Почтальон сидит в столовой, шумно пьет чай, обменивается с тетушкой подмигиваниями, пряными словечками, она все подкладывает ему в розеточку вареньица, и он, с кончиками усов в рубиновых каплях, застывает, блаженно сощурив глаза, лицо его и руки отливают бронзою, и тетушка, по-девичьи хихикая, покрывается румянцем, оттопыривает мизинчик. Так он и остался сидеть там, забыв, вероятно, об ужине, который ждет его дома, макароны с мясом уже давно остыли, прилипли к тарелке, покрылись буроватыми кружочками затвердевшего жира.

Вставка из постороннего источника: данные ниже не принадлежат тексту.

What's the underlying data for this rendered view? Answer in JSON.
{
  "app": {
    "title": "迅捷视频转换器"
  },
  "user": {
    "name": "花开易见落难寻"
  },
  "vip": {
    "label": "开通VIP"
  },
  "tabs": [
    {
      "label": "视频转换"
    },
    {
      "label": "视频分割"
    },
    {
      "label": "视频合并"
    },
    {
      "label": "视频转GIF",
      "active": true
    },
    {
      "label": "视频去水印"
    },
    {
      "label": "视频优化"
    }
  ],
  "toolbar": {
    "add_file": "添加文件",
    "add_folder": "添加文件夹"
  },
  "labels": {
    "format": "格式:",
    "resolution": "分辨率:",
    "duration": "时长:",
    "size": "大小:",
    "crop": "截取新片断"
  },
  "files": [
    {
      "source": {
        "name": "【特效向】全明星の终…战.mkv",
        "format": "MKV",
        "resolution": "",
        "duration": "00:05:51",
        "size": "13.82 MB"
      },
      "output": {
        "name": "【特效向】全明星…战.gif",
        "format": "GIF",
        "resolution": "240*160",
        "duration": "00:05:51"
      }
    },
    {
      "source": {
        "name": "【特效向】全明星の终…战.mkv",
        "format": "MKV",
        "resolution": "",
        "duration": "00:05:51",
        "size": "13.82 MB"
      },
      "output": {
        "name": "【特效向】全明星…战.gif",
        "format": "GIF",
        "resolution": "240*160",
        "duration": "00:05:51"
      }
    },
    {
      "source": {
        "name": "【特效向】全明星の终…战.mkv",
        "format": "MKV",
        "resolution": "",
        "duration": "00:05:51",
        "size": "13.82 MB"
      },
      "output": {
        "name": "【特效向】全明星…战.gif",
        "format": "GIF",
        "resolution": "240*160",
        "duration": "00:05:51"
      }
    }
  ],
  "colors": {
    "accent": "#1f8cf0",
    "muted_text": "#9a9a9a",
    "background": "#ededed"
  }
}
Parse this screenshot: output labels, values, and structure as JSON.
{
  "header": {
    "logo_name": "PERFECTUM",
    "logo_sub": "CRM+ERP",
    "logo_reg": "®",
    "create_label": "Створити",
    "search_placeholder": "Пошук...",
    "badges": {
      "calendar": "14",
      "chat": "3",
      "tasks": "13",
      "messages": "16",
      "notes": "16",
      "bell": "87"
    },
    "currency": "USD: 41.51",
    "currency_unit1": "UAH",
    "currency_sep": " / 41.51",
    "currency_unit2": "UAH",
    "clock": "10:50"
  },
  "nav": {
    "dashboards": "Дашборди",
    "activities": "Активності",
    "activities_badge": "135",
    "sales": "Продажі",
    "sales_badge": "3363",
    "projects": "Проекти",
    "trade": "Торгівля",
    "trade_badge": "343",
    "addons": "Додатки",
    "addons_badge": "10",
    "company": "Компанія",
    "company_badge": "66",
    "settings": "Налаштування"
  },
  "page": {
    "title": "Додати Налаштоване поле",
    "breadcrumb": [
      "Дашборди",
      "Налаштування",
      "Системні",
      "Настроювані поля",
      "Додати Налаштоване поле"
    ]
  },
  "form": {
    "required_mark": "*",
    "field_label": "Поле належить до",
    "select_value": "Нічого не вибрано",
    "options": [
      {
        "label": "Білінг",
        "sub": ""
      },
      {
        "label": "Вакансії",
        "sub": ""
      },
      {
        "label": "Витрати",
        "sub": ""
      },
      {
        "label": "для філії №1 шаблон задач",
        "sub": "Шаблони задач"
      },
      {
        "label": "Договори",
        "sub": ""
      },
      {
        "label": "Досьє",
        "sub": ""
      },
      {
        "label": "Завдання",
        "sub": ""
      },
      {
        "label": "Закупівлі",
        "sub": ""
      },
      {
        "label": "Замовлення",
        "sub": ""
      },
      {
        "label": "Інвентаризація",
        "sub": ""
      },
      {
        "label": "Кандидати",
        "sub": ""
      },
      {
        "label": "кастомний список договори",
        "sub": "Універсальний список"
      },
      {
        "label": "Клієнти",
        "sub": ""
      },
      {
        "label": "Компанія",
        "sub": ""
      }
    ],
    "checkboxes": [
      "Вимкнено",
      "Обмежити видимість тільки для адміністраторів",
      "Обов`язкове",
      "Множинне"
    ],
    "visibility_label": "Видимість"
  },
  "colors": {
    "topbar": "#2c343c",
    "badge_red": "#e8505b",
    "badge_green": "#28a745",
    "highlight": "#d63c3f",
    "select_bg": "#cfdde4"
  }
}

Музыка, музыка, музыка, пульсирует в голове, извлекать ее руками из насекомообразного тела скрипки, блестеть лаковыми ботинками, или извлекать ее губами из жесткого металлического ствола, при малейшей, ничтожнейшей паузе стараться облизать иссохшим кончиком языка потрескавшуюся верхнюю губу, кланяться, теряя равновесие, пытаться удержаться, ввинчивая каблуки в пол, неуклюже обнимать деревянную тетку-контрабасиху, и все по чужим нотам, по чужим - даже если обводишь невидимые контуры дирижерской палочкой, даже если вдыхаешь в нотные, зависшие вверх ногами комариные тельца охи, стоны и жужжание, все равно по чужим - даже если забываешь об этом, и зал, прокашлявшийся в паузах между частями и набившийся бутербродами в антрактах, кричит и неистовствует, забрасывая тебя цветами... Но даже если и так, что тогда?